The Business of Change | How the Internet Dictates the Industry

In my 40+ years in business, Flag and Banner (FAB) has been through decades of drastic changes. When first starting out in 1975, I sold flags door to door and even carried some inventory in the trunk of my car. But when gas prices soared, when my daughter was born, and when long-distance calling became affordable (due to the deregulation of Ma Bell’s monopoly), I changed to a telemarketing sales strategy.

Eventually, consumers got wise to the constant barrage of telemarketers, and they bought answering machines to filter their calls. This is when I learned the power of data collection and began mailing catalogs to our customers.

Bleeding Edge of Technology

At a luncheon in 1995, I heard about this thing called the world wide web and promptly bought the domain “flagandbanner.com.” For the next 2 years, I learned a new language; uploads, downloads, ping, select, cursor, mouse. And I threw good money after bad as I worked with Aristotle.net to design a website that the world was not yet ready for. During this time, I learned the meaning behind, “the bleeding edge of technology” because we were hemorrhaging money.

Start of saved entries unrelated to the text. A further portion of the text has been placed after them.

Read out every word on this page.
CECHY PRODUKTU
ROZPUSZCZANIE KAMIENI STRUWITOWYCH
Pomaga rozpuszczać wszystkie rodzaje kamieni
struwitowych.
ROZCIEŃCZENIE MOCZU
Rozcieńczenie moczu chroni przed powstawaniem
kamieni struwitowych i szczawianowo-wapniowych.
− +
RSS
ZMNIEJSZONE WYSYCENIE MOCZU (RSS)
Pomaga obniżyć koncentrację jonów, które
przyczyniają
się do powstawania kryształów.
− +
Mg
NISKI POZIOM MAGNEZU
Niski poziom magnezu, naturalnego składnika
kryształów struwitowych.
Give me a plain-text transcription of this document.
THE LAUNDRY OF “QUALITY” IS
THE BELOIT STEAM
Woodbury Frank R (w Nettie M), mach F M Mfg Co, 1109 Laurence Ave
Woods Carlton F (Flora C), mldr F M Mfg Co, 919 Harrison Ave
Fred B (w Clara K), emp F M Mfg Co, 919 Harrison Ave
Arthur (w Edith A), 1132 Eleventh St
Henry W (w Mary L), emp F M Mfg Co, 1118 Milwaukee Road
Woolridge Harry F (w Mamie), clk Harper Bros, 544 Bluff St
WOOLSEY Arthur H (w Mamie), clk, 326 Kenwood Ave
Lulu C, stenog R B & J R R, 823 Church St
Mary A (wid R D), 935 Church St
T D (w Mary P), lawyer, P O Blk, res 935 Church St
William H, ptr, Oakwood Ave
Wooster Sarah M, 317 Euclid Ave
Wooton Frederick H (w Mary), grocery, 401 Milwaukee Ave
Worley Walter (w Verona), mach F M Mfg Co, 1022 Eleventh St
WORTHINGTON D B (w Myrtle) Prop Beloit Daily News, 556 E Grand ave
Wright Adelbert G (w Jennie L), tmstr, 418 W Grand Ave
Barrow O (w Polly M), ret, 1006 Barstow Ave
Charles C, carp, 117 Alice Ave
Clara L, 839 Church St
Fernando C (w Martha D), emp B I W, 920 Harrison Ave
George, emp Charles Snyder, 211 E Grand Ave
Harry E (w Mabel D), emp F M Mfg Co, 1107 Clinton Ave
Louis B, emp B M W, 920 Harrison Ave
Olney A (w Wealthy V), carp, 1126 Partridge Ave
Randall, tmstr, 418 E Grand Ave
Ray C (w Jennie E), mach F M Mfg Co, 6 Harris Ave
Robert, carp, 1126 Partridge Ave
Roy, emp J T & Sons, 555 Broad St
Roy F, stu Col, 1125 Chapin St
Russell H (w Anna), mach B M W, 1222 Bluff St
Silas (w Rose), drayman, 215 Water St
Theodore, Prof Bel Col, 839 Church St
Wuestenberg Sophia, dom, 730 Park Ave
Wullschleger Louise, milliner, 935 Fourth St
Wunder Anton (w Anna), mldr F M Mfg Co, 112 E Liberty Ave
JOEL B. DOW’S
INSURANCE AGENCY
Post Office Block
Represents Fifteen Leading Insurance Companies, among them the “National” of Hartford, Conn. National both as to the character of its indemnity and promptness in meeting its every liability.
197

At one point, I thought, “Well I’ve done it now … and bankrupted my company.” But when the 9/11 attack on the Twin Towers happened and flag fervor surged, FAB was prepared and positioned for the web sales that would ensue. The technology changed our business.

The Information Highway

Today, it is Google that weighs on my mind. No longer are users finding the internet to be the “information highway” of the past. It is now page after page of ads that are becoming increasingly expensive to the advertisers that bid on them. At FAB, we joke that all we do is work for Google, because that is where all our money goes. But, without them, there would be no sales.

Like in the era of telemarketing, there will be a paradigm shift as consumers grow smarter and wary of the barrage of ads.  I feel another change a coming and I am keeping my eyes and ears open for the next big change. Change is Good.